Grantland's Zach Lowe, for one, is of the opinion that Milwaukee would be better off committing itself to newly acquired J.J. Redick than to Ellis.
But if the Bucks do feel compelled to try to retain the services of their scoring dynamo, they'll have to figure out how much they're willing to pay him.
With plenty of teams, including the Dallas Mavericks, Atlanta Hawks and Utah Jazz poised to have a ton of cap space, there's a chance that somebody will offer Ellis big money. Something in the neighborhood of $8-10 million over three or four seasons isn't out of the question.
On the other hand, many teams in the league are learning that it's not a wise strategy to overpay non-elite wings, a category into which Ellis probably fits. The San Antonio Spurs, for example, are doing quite nicely with the bargain-basement services of Danny Green and Kawhi Leonard. And ask the Houston Rockets how happy they are with Chandler Parsons at less than $1 million per year.
Realistically, a contract somewhere in line with the four-year, $20 million deal Jamal Crawford is getting from the L.A. Clippers seems like the most reasonable outcome. Ellis, like Crawford, is really just a scoring threat who should be used in a more limited fashion.
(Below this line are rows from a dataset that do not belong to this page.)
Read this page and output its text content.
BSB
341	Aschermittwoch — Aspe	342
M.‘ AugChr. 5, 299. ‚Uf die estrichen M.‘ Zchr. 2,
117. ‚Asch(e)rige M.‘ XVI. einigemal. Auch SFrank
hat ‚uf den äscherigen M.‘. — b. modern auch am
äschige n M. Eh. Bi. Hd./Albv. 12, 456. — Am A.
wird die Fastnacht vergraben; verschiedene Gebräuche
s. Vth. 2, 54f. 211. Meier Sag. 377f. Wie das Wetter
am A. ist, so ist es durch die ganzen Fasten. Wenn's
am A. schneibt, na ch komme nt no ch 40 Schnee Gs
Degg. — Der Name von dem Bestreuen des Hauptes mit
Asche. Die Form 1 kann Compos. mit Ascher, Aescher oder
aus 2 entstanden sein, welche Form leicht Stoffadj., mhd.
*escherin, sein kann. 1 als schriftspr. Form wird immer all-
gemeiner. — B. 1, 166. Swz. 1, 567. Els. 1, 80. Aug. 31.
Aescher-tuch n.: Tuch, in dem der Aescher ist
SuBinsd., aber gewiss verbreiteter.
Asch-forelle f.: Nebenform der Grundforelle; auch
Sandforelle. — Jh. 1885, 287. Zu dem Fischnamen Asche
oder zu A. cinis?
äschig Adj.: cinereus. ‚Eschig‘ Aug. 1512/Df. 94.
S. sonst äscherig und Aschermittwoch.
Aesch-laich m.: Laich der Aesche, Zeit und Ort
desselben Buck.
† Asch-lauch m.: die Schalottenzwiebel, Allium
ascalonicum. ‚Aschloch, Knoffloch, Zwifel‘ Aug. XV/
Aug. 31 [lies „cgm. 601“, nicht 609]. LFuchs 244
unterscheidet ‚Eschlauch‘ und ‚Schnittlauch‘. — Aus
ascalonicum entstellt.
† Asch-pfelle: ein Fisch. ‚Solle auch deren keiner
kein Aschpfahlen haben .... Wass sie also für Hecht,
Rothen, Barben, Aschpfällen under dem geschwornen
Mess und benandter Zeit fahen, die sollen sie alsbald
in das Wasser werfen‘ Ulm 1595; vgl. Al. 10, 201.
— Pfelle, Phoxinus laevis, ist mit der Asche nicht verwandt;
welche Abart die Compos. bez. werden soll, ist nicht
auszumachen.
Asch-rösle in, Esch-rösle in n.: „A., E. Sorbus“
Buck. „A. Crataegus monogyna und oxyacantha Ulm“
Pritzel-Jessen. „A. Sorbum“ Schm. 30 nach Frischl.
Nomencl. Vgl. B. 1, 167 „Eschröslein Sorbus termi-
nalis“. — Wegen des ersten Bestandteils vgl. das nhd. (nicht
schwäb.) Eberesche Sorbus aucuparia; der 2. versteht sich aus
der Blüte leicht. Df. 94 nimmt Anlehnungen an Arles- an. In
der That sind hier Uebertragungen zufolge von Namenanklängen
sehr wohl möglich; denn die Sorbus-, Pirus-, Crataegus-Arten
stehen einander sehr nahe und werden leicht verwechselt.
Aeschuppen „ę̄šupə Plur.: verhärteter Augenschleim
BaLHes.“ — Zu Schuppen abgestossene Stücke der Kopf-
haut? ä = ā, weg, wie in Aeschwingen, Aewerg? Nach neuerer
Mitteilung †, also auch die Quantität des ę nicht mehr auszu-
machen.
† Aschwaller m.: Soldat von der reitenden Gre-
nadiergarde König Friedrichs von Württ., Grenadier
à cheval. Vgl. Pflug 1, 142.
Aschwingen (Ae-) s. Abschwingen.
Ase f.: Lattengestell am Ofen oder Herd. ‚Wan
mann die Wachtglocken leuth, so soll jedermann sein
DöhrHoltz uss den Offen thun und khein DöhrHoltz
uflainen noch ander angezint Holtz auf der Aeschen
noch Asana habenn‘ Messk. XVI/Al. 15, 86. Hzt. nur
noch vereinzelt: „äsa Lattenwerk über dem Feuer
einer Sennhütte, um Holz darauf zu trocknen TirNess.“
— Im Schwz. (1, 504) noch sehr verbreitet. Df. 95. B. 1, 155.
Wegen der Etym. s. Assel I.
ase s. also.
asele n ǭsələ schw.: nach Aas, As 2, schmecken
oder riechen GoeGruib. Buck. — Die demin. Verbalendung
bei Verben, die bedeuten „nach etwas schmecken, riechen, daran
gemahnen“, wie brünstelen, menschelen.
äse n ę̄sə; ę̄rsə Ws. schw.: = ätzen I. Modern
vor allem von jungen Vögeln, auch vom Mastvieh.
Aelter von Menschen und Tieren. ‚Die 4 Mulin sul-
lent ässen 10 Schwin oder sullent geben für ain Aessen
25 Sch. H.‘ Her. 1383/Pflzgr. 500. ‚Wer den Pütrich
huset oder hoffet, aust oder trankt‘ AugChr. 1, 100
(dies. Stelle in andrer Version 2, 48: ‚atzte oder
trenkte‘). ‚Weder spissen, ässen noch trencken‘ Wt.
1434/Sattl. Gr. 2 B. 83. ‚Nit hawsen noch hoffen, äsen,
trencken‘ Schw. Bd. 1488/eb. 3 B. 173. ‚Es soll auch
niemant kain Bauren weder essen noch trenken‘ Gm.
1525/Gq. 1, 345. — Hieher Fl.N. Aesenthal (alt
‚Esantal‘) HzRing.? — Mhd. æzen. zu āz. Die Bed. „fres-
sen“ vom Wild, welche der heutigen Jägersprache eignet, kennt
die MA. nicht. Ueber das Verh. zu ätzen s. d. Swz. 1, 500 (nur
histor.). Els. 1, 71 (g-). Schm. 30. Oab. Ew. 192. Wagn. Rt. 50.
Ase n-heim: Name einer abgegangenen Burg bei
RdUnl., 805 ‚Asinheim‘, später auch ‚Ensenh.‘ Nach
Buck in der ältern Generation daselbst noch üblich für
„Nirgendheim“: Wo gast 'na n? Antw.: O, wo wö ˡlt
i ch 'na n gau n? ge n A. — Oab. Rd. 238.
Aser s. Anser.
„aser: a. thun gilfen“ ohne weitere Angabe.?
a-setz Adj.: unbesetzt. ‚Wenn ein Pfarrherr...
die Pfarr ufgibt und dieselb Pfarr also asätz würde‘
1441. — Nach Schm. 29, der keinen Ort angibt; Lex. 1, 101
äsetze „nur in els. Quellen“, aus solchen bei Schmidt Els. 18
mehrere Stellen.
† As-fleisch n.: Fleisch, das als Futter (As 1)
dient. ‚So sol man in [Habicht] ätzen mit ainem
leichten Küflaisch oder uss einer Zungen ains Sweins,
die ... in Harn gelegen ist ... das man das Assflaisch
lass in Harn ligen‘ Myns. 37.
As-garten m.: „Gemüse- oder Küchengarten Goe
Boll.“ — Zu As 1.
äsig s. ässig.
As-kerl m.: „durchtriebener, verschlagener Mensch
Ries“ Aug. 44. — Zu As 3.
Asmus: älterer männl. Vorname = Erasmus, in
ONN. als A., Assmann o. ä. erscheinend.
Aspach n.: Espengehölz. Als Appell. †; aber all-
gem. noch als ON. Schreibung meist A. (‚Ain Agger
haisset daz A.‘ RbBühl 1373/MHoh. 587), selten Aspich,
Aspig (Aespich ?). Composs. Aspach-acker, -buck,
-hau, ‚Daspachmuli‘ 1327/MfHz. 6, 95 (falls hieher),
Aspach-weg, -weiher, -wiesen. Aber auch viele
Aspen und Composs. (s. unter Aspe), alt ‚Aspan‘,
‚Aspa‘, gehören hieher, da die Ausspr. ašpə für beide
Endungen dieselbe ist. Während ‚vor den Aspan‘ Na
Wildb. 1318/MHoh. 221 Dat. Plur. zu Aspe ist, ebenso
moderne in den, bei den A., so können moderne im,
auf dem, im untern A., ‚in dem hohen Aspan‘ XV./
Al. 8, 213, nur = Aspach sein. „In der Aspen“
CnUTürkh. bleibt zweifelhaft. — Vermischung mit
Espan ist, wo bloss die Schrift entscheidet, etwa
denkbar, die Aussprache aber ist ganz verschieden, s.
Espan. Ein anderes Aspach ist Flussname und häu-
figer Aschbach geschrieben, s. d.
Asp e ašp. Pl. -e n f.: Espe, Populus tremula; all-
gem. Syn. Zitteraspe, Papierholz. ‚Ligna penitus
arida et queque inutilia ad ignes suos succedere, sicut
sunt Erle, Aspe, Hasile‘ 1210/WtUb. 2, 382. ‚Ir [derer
However, Ellis, unlike Crawford, has convinced the rest of the league that he's not only a starter, but also a star. It seems unlikely that he'll be willing to accept such a downgrade in pay.
It'll be tempting for the Bucks to compensate Ellis based on the bright spots of his tenure in Milwaukee, like his incredible 39-point barrage against Orlando. But they've also got to realize that they'd also potentially be paying him for his overall game, which is really not one that has proven conducive to winning.
The wisest course for Milwaukee is probably to let Ellis walk away.